I fully agree with Prof. Jeffrey Schnapp. The physicality of the object is the physicality of the object, and it can be translated into an image through an interpretative link. As the curator of the Contà gion exhibition, I cannot ignore the power – aesthetic, material, evocative – of the document, the painting, the object of material culture “alive and well” in front of our eyes. It brings with it, in the direct experience of it, something irreducible and untranslatable. But it is still possible, and indeed, as today, necessary, to work precisely on the interpretation and representation of that irreducibility. The museum of the future, as well as the art of displaying in the future, cannot but pass through this challenge. It is a challenge as difficult as it is stimulating, which expands, in the field of museology but not only, the expressive potential to be brought into play.

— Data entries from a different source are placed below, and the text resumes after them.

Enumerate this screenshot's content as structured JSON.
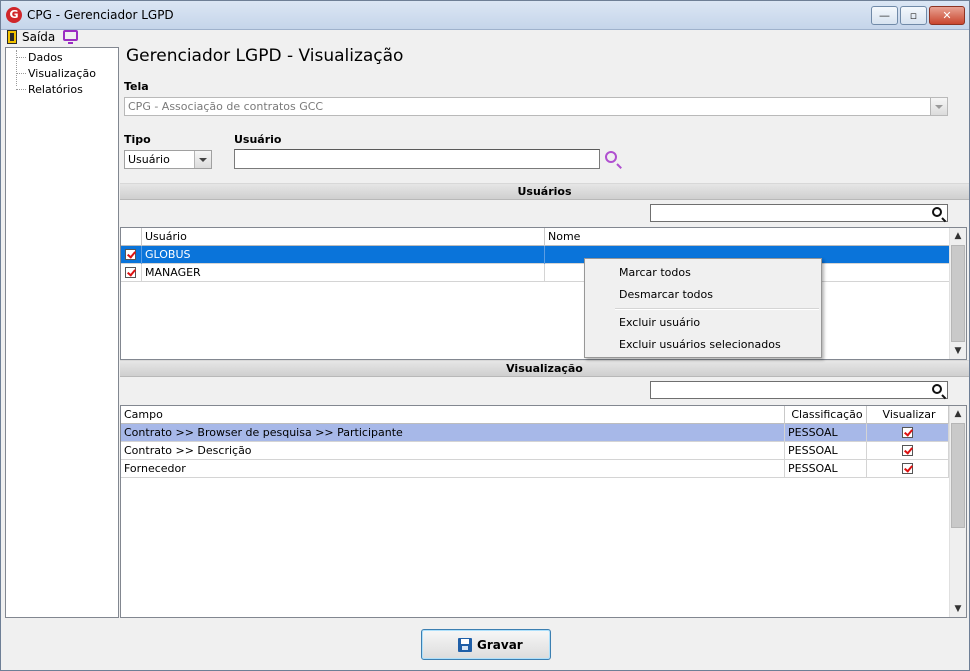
{
  "window": {
    "title": "CPG - Gerenciador LGPD",
    "controls": {
      "minimize": "—",
      "maximize": "▫",
      "close": "✕"
    }
  },
  "toolbar": {
    "exit_label": "Saída",
    "exit_icon": "exit-door-icon",
    "monitor_icon": "monitor-icon"
  },
  "tree": {
    "items": [
      "Dados",
      "Visualização",
      "Relatórios"
    ]
  },
  "main": {
    "title": "Gerenciador LGPD - Visualização",
    "tela_label": "Tela",
    "tela_value": "CPG - Associação de contratos GCC",
    "tipo_label": "Tipo",
    "tipo_value": "Usuário",
    "usuario_label": "Usuário",
    "usuario_value": ""
  },
  "users_section": {
    "header": "Usuários",
    "filter_value": "",
    "columns": [
      "Usuário",
      "Nome"
    ],
    "rows": [
      {
        "user": "GLOBUS",
        "name": "",
        "checked": true,
        "selected": true
      },
      {
        "user": "MANAGER",
        "name": "",
        "checked": true,
        "selected": false
      }
    ]
  },
  "context_menu": {
    "items": [
      "Marcar todos",
      "Desmarcar todos",
      "Excluir usuário",
      "Excluir usuários selecionados"
    ]
  },
  "visual_section": {
    "header": "Visualização",
    "filter_value": "",
    "columns": [
      "Campo",
      "Classificação",
      "Visualizar"
    ],
    "rows": [
      {
        "campo": "Contrato >> Browser de pesquisa >> Participante",
        "class": "PESSOAL",
        "visualizar": true
      },
      {
        "campo": "Contrato >> Descrição",
        "class": "PESSOAL",
        "visualizar": true
      },
      {
        "campo": "Fornecedor",
        "class": "PESSOAL",
        "visualizar": true
      }
    ]
  },
  "footer": {
    "save_label": "Gravar"
  },
  "colors": {
    "selection": "#0a74da",
    "highlight": "#a7b8e8",
    "check": "#dd1111",
    "accent_purple": "#b050d0"
  }
}
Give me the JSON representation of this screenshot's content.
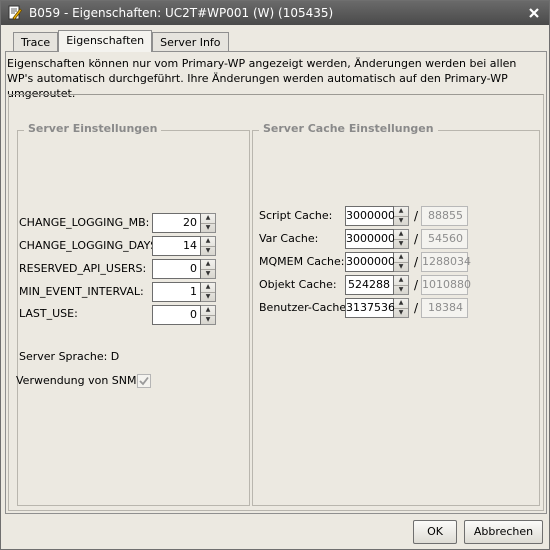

What “idea” of exhibition did you have in mind? Is there any aspect of the exhibition project that proved unfeasible?
The idea is the one I have tried to describe so far: solid preliminary research; not simplifying the complex but making it comprehensible in its complexity; dialogue between languages; dialogue between eras. Any unworkable and unrealized aspects? More than one. I would have liked to have had on display the original of a painting that we could only have had in reproduction, I mean the Ideal City of the Gemäldegalerie of Berlin, attributed by some to Francesco di Giorgio Martini. To have a few more resources available for promotion and communication.
The exhibition will remain on display until next June 27. Given the anti-Covid 19 restrictions in force, is it likely that the duration of “Contagio” will be extended, or will the exhibition be shown again in the not too distant future?
The hope that the exhibition could be “moved” in the near future in some other location of the territory is not lacking. Unfortunately, at the moment, there are no possible extensions. According to the law, archival documents have a maximum exposure time for their preservation. They must go back to rest in the dark. Too bad, but it’s only fair.